The lack of investment is hardly surprising; here’s a sneak-peak at what investors face: Few cannabis companies have historical performance data (in a black market, data is evidence of illegal activity.) Few cannabis operators use contracts (in a black market, the courts won’t enforce them.) Similarly, few have expertise in scaling business growth (in a black market, scaling invites law enforcement attack.) Say, did I mention the abject lack of banking or credit line access? It’s easy to see why capital is not just pouring into our state’s industry.

Sadly, the fact is that investment capital is critical to the success of our industry meeting “starting-line” regulations. The lack of capital to meet regulatory burdens just reinforces the continued proliferation of the black market.
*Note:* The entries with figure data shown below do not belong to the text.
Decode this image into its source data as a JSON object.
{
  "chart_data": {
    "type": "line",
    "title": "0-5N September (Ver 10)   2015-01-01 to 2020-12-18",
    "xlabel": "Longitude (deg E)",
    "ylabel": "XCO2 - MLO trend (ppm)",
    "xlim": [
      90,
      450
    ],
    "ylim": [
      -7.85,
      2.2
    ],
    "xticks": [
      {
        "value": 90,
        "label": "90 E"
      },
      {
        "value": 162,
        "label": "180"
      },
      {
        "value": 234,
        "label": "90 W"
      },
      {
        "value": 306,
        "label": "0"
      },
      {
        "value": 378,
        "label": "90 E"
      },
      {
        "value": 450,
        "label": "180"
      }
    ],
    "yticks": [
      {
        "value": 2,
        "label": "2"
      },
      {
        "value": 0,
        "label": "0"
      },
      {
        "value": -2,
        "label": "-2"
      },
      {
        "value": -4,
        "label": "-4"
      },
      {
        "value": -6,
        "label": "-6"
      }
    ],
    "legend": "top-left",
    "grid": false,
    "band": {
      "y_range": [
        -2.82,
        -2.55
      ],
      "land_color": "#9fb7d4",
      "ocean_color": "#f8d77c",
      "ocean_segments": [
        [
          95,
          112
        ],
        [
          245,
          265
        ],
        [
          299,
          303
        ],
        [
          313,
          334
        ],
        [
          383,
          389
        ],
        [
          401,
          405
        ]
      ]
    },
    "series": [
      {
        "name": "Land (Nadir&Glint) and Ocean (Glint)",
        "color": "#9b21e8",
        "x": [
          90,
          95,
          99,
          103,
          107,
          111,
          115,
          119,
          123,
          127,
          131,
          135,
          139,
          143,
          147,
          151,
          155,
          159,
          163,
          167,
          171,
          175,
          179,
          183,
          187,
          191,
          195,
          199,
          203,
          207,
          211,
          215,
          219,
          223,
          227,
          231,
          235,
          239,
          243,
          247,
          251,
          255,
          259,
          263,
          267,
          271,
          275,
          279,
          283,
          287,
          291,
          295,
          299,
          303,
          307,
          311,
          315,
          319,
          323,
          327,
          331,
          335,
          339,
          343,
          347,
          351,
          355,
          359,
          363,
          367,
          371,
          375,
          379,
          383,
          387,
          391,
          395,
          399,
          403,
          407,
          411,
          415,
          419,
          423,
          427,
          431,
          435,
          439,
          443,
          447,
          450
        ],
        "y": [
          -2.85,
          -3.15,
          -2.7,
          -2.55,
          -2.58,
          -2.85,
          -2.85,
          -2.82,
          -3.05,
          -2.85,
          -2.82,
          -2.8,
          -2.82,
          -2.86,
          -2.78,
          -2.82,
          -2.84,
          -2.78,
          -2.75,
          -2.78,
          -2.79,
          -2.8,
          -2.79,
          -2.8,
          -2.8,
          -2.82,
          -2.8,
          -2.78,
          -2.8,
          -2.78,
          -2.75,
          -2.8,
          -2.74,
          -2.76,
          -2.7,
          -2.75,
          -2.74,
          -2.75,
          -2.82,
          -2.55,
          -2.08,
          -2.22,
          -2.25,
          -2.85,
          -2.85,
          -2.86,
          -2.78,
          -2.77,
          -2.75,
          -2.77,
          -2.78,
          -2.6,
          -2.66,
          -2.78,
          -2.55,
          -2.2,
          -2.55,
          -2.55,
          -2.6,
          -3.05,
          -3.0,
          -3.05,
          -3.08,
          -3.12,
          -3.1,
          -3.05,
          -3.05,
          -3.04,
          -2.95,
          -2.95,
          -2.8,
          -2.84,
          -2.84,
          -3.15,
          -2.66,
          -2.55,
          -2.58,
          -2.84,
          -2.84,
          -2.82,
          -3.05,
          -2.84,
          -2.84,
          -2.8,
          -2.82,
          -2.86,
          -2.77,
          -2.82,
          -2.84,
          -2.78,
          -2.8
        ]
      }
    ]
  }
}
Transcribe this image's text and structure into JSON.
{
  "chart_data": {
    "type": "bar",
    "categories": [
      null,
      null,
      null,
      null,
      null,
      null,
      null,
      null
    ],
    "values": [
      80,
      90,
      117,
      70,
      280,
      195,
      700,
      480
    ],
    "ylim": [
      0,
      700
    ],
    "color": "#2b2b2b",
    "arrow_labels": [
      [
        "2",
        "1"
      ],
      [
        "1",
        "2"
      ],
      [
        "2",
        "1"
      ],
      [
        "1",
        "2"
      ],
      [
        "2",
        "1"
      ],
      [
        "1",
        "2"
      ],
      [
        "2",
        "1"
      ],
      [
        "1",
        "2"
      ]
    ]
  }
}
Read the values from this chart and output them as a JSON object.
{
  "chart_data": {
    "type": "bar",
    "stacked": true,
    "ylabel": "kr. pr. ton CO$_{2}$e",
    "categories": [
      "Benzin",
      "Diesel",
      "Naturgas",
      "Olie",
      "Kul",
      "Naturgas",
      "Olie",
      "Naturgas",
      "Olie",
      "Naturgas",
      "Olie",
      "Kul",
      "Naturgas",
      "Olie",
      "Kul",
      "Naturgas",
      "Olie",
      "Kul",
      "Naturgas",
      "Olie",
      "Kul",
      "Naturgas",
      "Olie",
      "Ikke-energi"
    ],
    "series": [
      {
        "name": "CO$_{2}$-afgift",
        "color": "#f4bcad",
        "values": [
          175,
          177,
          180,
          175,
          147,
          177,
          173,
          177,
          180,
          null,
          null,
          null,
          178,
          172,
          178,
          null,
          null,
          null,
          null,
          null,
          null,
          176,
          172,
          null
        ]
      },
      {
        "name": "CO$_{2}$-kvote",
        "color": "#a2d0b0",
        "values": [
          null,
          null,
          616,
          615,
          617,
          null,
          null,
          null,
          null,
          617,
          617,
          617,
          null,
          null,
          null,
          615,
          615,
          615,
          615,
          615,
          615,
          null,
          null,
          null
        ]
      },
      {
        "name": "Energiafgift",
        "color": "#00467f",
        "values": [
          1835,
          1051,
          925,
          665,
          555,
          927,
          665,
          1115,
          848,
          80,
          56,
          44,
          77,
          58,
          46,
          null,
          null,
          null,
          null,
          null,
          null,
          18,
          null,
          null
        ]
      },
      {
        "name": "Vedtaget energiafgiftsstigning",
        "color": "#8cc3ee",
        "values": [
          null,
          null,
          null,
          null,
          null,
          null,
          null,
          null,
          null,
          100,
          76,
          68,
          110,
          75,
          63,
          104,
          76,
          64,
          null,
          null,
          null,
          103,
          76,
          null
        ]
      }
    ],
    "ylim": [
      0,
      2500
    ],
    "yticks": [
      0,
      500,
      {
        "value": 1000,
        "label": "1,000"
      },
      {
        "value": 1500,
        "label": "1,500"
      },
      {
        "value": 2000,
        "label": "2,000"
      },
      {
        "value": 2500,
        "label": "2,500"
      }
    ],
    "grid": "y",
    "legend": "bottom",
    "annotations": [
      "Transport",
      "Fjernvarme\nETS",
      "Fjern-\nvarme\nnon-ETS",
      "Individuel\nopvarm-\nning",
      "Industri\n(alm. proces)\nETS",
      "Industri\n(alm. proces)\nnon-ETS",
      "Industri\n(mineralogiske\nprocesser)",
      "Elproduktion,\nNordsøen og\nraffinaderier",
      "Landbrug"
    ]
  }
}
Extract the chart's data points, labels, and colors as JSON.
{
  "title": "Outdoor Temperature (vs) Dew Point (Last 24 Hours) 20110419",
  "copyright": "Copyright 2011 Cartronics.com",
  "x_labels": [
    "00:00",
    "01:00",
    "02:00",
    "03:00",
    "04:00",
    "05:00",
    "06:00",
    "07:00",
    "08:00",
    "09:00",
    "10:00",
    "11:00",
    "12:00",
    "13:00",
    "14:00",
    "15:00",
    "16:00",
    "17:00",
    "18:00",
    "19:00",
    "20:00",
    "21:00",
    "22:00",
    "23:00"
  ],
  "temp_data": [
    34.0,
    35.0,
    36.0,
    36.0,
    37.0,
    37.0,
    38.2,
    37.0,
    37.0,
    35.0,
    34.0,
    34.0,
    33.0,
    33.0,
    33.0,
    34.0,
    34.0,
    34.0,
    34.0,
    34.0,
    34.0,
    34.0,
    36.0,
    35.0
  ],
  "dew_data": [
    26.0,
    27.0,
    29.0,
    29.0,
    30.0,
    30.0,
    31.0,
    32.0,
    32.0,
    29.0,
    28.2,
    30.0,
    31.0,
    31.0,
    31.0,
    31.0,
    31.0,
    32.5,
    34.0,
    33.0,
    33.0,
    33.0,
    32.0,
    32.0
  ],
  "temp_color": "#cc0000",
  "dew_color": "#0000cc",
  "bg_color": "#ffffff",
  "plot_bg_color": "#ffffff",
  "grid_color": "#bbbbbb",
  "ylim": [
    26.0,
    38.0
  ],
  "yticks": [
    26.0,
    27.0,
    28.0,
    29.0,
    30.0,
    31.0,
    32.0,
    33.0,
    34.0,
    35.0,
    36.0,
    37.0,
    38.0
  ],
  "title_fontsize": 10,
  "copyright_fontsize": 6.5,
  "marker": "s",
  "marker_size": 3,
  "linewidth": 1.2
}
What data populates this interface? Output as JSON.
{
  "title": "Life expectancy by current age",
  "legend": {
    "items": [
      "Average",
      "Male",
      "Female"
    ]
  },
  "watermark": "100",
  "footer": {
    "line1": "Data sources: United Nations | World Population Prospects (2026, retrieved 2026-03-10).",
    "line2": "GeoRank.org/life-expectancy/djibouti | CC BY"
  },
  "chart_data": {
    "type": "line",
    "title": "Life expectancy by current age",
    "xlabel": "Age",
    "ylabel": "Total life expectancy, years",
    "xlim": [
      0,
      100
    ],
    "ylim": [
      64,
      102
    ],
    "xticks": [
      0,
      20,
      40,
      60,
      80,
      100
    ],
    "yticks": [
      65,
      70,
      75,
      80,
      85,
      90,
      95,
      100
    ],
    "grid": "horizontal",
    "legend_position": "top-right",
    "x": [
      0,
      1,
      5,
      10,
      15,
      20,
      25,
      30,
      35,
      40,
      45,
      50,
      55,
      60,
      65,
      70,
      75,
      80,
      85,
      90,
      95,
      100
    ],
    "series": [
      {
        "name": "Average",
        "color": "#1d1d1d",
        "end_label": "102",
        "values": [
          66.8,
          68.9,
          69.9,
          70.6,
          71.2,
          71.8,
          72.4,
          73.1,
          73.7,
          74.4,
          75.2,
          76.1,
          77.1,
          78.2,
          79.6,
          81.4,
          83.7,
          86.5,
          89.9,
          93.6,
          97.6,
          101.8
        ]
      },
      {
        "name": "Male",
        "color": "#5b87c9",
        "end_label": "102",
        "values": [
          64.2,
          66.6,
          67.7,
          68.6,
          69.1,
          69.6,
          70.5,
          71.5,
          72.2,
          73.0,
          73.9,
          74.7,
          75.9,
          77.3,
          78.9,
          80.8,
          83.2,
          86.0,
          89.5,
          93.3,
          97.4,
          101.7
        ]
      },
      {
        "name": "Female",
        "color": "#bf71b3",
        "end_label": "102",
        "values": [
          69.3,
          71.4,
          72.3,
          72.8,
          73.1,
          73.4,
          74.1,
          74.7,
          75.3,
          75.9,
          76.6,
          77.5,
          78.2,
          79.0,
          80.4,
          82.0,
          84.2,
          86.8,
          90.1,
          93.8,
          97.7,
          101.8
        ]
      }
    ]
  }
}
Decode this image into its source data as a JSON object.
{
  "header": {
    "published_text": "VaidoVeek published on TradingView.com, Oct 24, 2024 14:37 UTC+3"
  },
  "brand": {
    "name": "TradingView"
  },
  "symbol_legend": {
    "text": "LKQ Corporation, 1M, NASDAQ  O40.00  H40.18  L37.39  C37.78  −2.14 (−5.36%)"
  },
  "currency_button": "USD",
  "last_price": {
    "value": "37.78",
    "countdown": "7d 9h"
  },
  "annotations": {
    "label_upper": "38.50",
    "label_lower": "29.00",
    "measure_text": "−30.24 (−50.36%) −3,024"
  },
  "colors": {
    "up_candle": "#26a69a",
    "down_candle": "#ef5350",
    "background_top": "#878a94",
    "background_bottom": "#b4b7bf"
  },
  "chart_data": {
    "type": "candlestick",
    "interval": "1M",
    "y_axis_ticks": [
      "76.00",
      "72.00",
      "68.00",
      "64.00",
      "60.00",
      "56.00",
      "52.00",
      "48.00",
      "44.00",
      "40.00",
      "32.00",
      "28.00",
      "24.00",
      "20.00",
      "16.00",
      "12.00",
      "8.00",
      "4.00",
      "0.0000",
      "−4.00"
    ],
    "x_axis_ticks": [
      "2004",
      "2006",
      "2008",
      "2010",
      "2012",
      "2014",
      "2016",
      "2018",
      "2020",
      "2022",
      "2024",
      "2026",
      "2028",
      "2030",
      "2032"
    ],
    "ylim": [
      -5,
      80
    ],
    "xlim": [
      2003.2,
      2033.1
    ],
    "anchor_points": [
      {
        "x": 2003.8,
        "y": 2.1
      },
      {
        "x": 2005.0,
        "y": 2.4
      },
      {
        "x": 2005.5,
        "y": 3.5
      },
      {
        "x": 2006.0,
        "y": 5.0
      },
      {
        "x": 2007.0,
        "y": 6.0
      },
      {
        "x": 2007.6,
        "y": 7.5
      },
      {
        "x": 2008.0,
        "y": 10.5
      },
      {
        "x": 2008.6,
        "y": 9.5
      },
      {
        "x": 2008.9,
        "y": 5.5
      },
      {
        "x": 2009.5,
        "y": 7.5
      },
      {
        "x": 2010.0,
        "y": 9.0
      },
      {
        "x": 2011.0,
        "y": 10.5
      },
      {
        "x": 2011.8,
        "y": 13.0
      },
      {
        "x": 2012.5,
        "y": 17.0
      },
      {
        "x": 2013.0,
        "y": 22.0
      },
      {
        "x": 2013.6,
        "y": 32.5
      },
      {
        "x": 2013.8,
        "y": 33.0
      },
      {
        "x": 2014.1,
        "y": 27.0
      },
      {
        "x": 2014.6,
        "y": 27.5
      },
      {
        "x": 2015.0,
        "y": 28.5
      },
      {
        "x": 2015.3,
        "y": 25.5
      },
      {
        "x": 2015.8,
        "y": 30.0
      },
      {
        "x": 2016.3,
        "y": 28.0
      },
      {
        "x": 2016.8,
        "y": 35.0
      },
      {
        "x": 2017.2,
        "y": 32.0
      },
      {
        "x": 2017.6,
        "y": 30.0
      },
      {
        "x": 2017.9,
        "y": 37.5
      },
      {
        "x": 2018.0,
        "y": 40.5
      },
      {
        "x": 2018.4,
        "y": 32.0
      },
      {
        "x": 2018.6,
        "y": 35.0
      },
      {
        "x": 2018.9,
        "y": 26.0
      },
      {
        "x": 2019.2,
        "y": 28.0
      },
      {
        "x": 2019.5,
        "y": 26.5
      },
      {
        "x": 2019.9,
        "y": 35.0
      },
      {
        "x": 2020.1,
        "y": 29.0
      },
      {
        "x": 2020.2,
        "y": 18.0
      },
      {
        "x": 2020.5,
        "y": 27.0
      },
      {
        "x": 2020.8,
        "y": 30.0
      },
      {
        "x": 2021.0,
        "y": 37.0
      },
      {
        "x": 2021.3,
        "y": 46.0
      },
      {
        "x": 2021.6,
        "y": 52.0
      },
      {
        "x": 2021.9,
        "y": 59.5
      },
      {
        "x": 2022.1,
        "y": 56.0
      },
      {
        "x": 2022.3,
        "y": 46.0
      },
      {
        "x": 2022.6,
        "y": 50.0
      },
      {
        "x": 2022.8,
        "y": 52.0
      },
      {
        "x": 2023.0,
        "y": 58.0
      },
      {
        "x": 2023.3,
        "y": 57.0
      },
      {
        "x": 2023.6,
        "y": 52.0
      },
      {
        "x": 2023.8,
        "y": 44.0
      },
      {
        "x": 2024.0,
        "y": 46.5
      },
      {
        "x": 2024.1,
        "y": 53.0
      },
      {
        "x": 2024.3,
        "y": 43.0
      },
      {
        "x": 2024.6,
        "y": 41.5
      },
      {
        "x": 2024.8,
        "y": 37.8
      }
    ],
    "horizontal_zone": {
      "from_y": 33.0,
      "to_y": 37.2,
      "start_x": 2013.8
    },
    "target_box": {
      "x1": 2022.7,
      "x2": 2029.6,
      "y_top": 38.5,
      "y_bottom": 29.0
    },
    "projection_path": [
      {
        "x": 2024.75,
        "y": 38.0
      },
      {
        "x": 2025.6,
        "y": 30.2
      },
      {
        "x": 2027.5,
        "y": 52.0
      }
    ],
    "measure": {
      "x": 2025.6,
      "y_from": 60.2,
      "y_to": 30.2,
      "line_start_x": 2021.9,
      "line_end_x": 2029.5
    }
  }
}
Period. End of sentence. Full stop.

Our government leaders must learn that “more carrot, less stick” is the smarter policy choice for an industry that has for years blossomed in the dark under threat of intense criminal prosecution. What we need are policies that encourage a new investor class; policies that acknowledge investor economic risk is critical to our state’s successful transition from a policy of “ban and imprison” to “tax and regulate.”

There is a clear disconnect between the perception of this industry’s wealth and reality; the reality is money is scarce and difficult to shepherd into this industry.